I’m reading The Honourable Schoolboy. I like it, but I think the general tone of it can be inferred from this one paragraph:
The whole childish exchange would not have caused him another moment’s thought had it not been for the way things turned out afterwards.
If you know anything about the way I read, you will know that I really do not like bad surprises at the end. I guess this doesn’t really qualify as a surprise — it’s pretty clear that something bad is going to happen at the end. I think. Also, I do like Jerry Westerby, but I kind of care more about George Smiley. It’s like expanding circles of things going bad — something’s going to go wrong for Jerry, which is going to cause something to go wrong for George — whom we are only hearing about through the thoughts of Guillam. We’re pretty removed from the person we ultimately care about, which increases the sense of unease. But I guess that’s the point — we, like Jerry, are pretty much operating in the dark.

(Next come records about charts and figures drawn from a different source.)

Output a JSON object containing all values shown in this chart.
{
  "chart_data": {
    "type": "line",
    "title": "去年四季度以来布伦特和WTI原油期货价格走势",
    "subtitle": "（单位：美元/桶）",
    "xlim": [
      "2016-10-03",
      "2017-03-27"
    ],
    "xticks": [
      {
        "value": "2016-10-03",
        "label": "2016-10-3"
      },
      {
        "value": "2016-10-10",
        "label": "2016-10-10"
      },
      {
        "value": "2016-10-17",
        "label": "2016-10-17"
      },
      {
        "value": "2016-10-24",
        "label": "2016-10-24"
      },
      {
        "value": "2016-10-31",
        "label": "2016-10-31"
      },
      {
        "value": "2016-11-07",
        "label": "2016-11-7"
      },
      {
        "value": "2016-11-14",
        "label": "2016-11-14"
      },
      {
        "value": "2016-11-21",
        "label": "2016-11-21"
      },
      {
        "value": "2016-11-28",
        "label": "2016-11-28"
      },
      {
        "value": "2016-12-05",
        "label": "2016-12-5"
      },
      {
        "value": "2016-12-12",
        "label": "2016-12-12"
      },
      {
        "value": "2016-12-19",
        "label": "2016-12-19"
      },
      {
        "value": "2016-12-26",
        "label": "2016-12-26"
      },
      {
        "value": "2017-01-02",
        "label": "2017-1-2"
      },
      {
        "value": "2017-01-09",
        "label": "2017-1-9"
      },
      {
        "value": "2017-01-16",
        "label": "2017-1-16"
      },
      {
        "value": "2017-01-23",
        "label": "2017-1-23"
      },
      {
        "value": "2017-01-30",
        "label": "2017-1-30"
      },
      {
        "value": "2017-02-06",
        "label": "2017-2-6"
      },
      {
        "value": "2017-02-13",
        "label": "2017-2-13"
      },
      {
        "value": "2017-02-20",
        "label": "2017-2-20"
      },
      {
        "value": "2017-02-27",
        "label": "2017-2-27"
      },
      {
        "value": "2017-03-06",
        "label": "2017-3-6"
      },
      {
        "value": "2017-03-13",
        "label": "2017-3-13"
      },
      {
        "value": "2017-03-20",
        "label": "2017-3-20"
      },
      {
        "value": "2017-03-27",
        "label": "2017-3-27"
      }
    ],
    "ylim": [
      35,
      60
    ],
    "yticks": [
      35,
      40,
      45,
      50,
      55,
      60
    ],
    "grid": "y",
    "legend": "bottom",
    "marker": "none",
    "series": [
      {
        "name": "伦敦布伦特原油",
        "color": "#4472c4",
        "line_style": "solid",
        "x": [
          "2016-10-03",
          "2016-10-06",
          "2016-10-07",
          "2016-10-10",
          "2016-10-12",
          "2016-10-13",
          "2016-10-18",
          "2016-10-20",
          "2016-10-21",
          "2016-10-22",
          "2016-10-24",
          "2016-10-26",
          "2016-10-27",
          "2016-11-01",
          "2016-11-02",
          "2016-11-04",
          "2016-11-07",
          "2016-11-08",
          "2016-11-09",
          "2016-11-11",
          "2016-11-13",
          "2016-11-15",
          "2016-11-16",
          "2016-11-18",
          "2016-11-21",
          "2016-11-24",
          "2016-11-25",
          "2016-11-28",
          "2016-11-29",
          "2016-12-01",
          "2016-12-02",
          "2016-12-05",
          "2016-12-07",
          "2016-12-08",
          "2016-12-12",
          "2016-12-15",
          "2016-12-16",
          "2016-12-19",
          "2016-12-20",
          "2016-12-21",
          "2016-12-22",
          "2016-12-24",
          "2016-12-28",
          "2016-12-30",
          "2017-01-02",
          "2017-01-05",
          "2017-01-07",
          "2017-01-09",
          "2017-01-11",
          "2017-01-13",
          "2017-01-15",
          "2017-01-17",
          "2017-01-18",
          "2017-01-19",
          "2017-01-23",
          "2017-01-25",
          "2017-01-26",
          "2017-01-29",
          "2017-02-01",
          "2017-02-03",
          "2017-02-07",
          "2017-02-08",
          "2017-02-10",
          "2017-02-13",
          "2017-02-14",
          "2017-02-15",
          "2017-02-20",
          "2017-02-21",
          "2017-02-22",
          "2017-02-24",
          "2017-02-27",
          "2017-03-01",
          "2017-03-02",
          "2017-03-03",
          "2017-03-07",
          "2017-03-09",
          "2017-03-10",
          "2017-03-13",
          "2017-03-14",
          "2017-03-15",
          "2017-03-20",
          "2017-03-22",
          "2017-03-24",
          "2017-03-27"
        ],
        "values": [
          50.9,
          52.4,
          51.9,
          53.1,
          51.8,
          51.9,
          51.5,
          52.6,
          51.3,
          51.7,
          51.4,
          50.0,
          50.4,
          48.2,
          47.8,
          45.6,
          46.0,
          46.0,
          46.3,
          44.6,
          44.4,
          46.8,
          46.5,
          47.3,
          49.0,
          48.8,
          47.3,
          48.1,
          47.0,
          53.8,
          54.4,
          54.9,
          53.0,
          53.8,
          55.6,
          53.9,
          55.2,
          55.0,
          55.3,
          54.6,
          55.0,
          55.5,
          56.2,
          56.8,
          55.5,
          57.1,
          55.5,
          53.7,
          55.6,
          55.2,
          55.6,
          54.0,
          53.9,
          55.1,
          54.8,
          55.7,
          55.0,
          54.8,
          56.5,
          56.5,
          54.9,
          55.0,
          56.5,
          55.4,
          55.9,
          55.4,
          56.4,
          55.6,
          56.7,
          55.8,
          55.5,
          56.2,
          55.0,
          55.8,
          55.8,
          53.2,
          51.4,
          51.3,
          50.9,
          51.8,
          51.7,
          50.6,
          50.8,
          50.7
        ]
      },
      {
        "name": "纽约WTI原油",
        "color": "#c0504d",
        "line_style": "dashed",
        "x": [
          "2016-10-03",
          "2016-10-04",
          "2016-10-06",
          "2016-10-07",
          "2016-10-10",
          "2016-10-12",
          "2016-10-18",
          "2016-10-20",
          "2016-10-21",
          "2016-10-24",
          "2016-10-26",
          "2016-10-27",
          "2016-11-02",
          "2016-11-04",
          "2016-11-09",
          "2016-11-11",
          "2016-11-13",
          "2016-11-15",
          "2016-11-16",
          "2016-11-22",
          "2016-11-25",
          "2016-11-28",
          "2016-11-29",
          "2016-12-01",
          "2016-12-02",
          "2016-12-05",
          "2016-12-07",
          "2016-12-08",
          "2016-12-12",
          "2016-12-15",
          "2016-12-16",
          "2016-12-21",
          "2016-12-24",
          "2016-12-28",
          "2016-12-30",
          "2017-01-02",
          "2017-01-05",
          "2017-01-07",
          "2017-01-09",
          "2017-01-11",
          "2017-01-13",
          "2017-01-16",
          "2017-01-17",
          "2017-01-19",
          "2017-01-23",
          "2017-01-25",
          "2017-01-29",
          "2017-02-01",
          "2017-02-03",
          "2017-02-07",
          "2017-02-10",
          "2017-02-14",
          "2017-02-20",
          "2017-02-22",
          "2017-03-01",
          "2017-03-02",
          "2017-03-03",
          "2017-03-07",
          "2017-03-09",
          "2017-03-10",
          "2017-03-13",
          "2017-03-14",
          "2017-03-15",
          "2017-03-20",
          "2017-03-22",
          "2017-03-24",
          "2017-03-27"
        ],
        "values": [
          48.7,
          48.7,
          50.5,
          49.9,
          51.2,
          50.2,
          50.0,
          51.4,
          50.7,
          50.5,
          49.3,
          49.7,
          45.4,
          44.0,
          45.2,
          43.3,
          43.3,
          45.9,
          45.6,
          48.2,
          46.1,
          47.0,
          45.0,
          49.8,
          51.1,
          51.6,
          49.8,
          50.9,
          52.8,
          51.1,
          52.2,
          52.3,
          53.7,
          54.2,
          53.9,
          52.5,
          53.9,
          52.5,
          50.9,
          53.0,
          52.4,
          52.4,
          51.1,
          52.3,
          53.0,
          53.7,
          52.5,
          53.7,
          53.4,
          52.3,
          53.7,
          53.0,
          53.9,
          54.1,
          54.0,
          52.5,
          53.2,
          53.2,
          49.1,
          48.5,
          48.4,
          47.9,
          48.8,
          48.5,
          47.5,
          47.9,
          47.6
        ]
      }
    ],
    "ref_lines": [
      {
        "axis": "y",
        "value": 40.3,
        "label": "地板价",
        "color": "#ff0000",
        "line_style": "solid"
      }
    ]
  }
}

It reminds me also of the Erast Fandorin books by Boris Akunin that I’ve been reading — after the first one we generally see Fandorin through the viewpoint of a new and different character. Funny.
Okay — that’s all I’ve got. It’s Friday after all.
The only reason to read ‘The Honourable Schoolboy’ is so that you can finish conversations on the phone by saying ” Must dash…got to go to bed with The Honourable Schoolboy”
Ha!
Next will I say I am going to bed with Smiley’s People?